What happens if my construction project goes over budget in Jacksonville?
Cost overruns are one of the biggest risks in construction lending. Most lenders require a contingency reserve of 5% to 10% built into the original loan budget. If costs exceed the contingency, the borrower is typically responsible for funding the difference out of pocket. Some lenders will consider a loan modification or increase if the overrun is due to documented, unavoidable circumstances (such as material price spikes or code requirement changes), but this is not guaranteed.
Do I need to own the land before applying for a construction loan?

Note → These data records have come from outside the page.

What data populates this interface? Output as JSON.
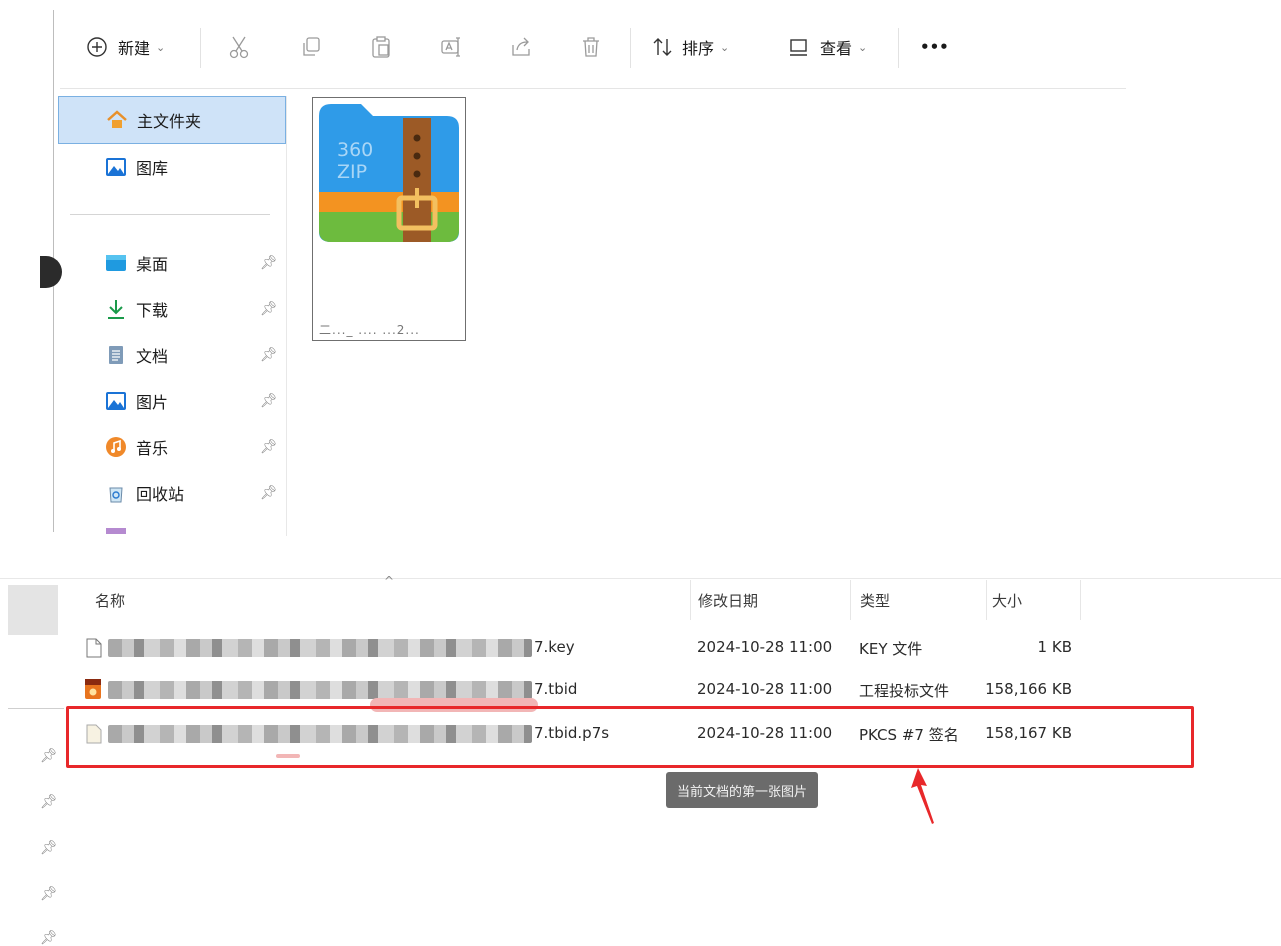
{
  "toolbar": {
    "new_label": "新建",
    "sort_label": "排序",
    "view_label": "查看",
    "more_label": "•••"
  },
  "nav": {
    "items": [
      {
        "label": "主文件夹"
      },
      {
        "label": "图库"
      },
      {
        "label": "桌面"
      },
      {
        "label": "下载"
      },
      {
        "label": "文档"
      },
      {
        "label": "图片"
      },
      {
        "label": "音乐"
      },
      {
        "label": "回收站"
      }
    ]
  },
  "tile": {
    "logo_line1": "360",
    "logo_line2": "ZIP",
    "name": "二..._ .... ...2..."
  },
  "details": {
    "columns": {
      "name": "名称",
      "modified": "修改日期",
      "type": "类型",
      "size": "大小"
    },
    "rows": [
      {
        "name": "7.key",
        "modified": "2024-10-28 11:00",
        "type": "KEY 文件",
        "size": "1 KB"
      },
      {
        "name": "7.tbid",
        "modified": "2024-10-28 11:00",
        "type": "工程投标文件",
        "size": "158,166 KB"
      },
      {
        "name": "7.tbid.p7s",
        "modified": "2024-10-28 11:00",
        "type": "PKCS #7 签名",
        "size": "158,167 KB"
      }
    ],
    "tooltip": "当前文档的第一张图片"
  },
  "colors": {
    "highlight": "#e8282a",
    "selection": "#cfe3f8",
    "arrow": "#e8282a"
  }
}
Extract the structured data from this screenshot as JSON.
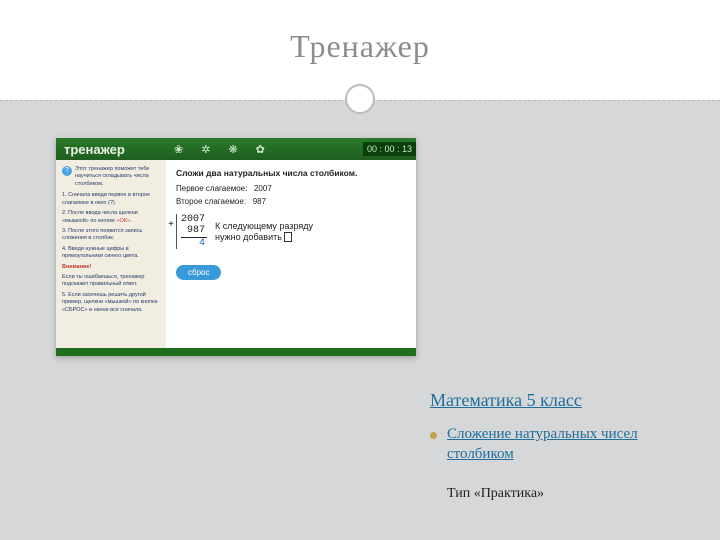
{
  "slide": {
    "title": "Тренажер"
  },
  "trainer": {
    "brand": "тренажер",
    "timer": "00 : 00 : 13",
    "side": {
      "intro": "Этот тренажер поможет тебе научиться складывать числа столбиком.",
      "step1": "1. Сначала введи первое и второе слагаемое в окно (?).",
      "step2_a": "2. После ввода числа щелкни «мышкой» по кнопке ",
      "step2_ok": "«ОК»",
      "step2_b": ".",
      "step3": "3. После этого появится запись сложения в столбик.",
      "step4": "4. Введи нужные цифры в прямоугольники синего цвета.",
      "warn": "Внимание!",
      "warn_text": "Если ты ошибаешься, тренажер подскажет правильный ответ.",
      "step5": "5. Если захочешь решить другой пример, щелкни «мышкой» по кнопке «СБРОС» и начни все сначала."
    },
    "main": {
      "task": "Сложи два натуральных числа столбиком.",
      "first_label": "Первое слагаемое:",
      "first_value": "2007",
      "second_label": "Второе слагаемое:",
      "second_value": "987",
      "calc_n1": "2007",
      "calc_n2": "987",
      "calc_res": "4",
      "hint_line1": "К следующему разряду",
      "hint_line2": "нужно добавить",
      "ok": "сброс"
    }
  },
  "links": {
    "main": "Математика 5 класс",
    "sub": "Сложение натуральных чисел столбиком",
    "type": "Тип «Практика»"
  }
}
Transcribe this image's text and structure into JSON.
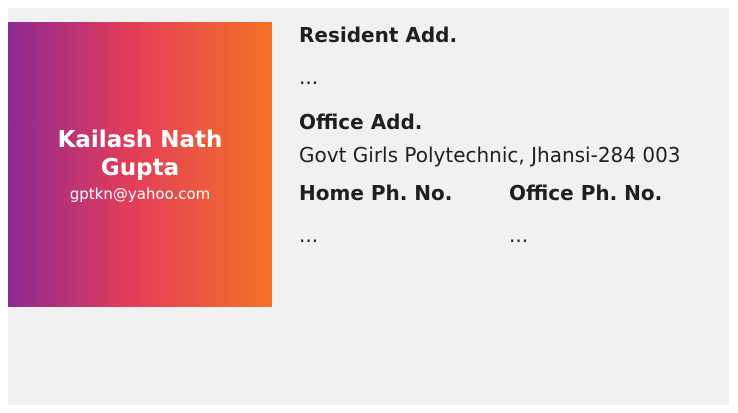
{
  "profile": {
    "name": "Kailash Nath Gupta",
    "email": "gptkn@yahoo.com"
  },
  "details": {
    "resident_label": "Resident Add.",
    "resident_value": "...",
    "office_label": "Office Add.",
    "office_value": "Govt Girls Polytechnic, Jhansi-284 003",
    "home_phone_label": "Home Ph. No.",
    "home_phone_value": "...",
    "office_phone_label": "Office Ph. No.",
    "office_phone_value": "..."
  },
  "colors": {
    "gradient_start": "#8e2a93",
    "gradient_mid": "#e23c5b",
    "gradient_end": "#f47226",
    "card_background": "#f1f1f1"
  }
}
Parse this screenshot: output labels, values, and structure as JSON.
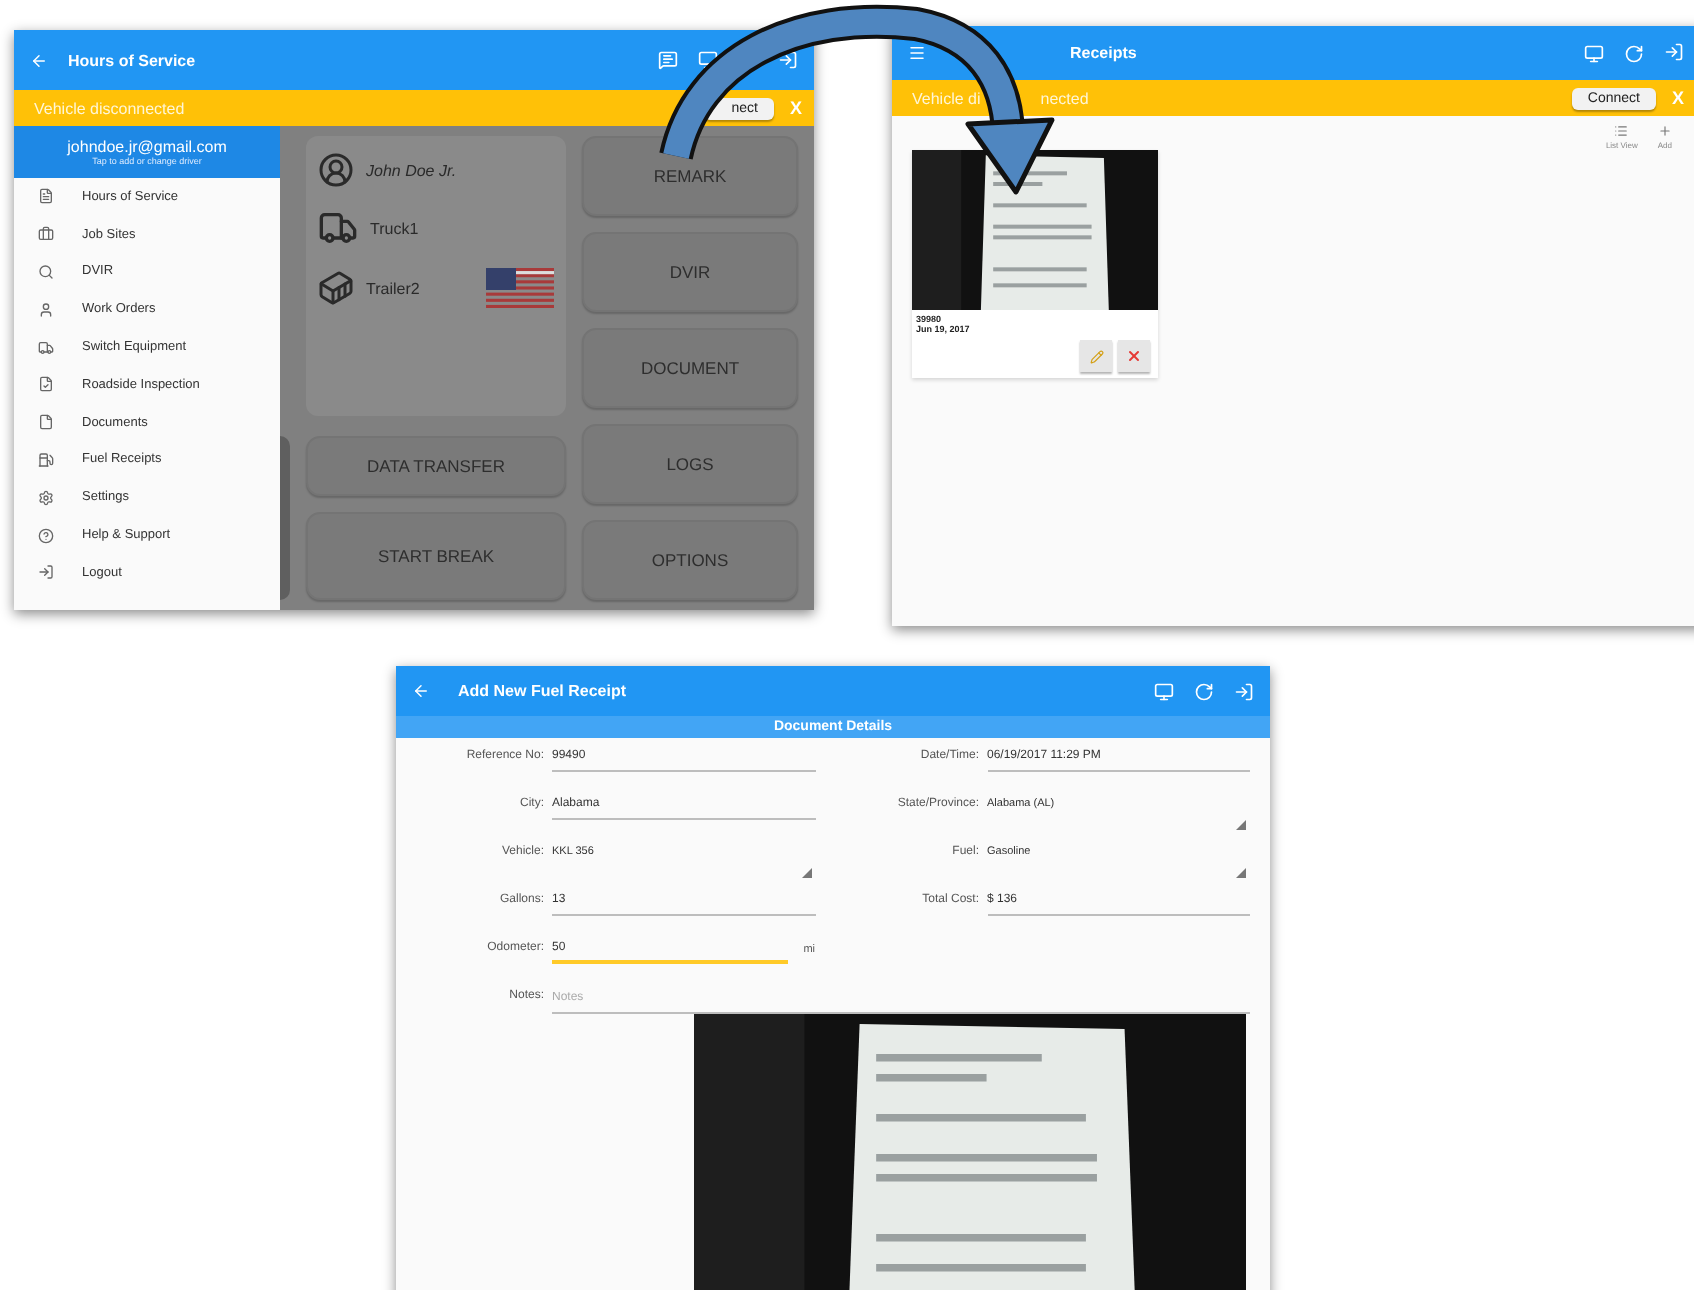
{
  "home_screen": {
    "title": "Hours of Service",
    "banner": {
      "text": "Vehicle disconnected",
      "button": "nect",
      "close": "X"
    },
    "drawer": {
      "email": "johndoe.jr@gmail.com",
      "hint": "Tap to add or change driver",
      "items": [
        {
          "label": "Hours of Service"
        },
        {
          "label": "Job Sites"
        },
        {
          "label": "DVIR"
        },
        {
          "label": "Work Orders"
        },
        {
          "label": "Switch Equipment"
        },
        {
          "label": "Roadside Inspection"
        },
        {
          "label": "Documents"
        },
        {
          "label": "Fuel Receipts"
        },
        {
          "label": "Settings"
        },
        {
          "label": "Help & Support"
        },
        {
          "label": "Logout"
        }
      ]
    },
    "driver": {
      "name": "John Doe Jr.",
      "truck": "Truck1",
      "trailer": "Trailer2"
    },
    "middle_buttons": [
      "DATA TRANSFER",
      "START BREAK"
    ],
    "right_buttons": [
      "REMARK",
      "DVIR",
      "DOCUMENT",
      "LOGS",
      "OPTIONS"
    ]
  },
  "receipts_screen": {
    "title": "Receipts",
    "banner": {
      "text_start": "Vehicle di",
      "text_end": "nected",
      "button": "Connect",
      "close": "X"
    },
    "actions": [
      "List View",
      "Add"
    ],
    "receipts": [
      {
        "kind": "picture",
        "number": "39980",
        "date": "Jun 19, 2017"
      }
    ]
  },
  "add_receipt_screen": {
    "title": "Add New Fuel Receipt",
    "section": "Document Details",
    "fields": [
      {
        "label": "Reference No:",
        "value": "99490",
        "kind": "text",
        "focused": false
      },
      {
        "label": "Date/Time:",
        "value": "06/19/2017 11:29 PM",
        "kind": "text",
        "focused": false
      },
      {
        "label": "City:",
        "value": "Alabama",
        "kind": "text",
        "focused": false
      },
      {
        "label": "State/Province:",
        "value": "Alabama (AL)",
        "kind": "select",
        "focused": false
      },
      {
        "label": "Vehicle:",
        "value": "KKL 356",
        "kind": "select",
        "focused": false
      },
      {
        "label": "Fuel:",
        "value": "Gasoline",
        "kind": "select",
        "focused": false
      },
      {
        "label": "Gallons:",
        "value": "13",
        "kind": "text",
        "focused": false
      },
      {
        "label": "Total Cost:",
        "value": "$ 136",
        "kind": "text",
        "focused": false
      },
      {
        "label": "Odometer:",
        "value": "50",
        "kind": "text",
        "focused": true,
        "unit": "mi"
      }
    ],
    "notes": {
      "label": "Notes:",
      "placeholder": "Notes"
    }
  }
}
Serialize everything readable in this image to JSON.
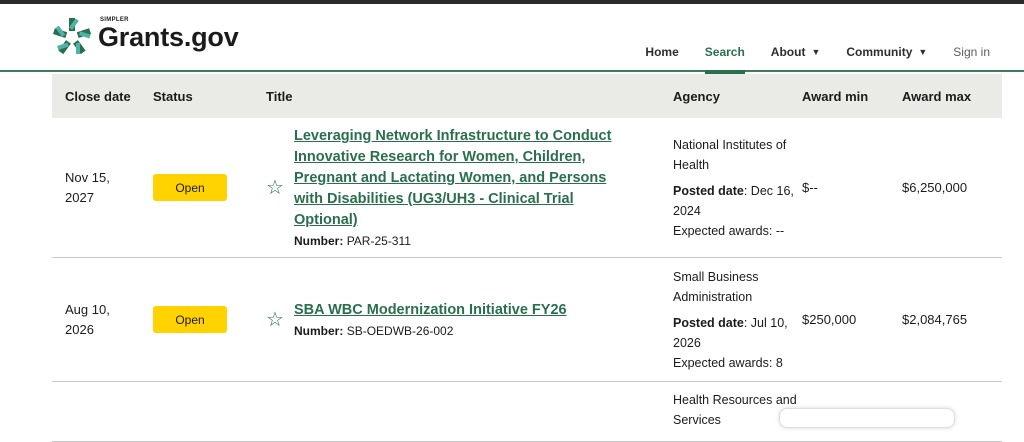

Not necessarily. Some construction lenders in Jacksonville will include the land acquisition as part of the construction loan, particularly if the land purchase and construction start are happening on a similar timeline. Alternatively, you can use a bridge loan to acquire the land first, then roll the cost into a construction facility once plans and permits are finalized. Land equity is a significant factor in construction loan underwriting; owning the land outright strengthens your application considerably.
What construction loan terms are available for industrial projects at Cecil Commerce Center?
Industrial construction at Cecil Commerce Center and Jacksonville's Westside typically qualifies for construction loans with 18- to 24-month terms, 75% to 80% loan-to-cost ratios, and rates between 7% and 10%. Given the strong tenant demand from logistics and distribution companies (Amazon, Wayfair, and others are already on-site), lenders view spec industrial construction in this corridor favorably. Projects with pre-leasing commitments can often secure better terms and higher leverage.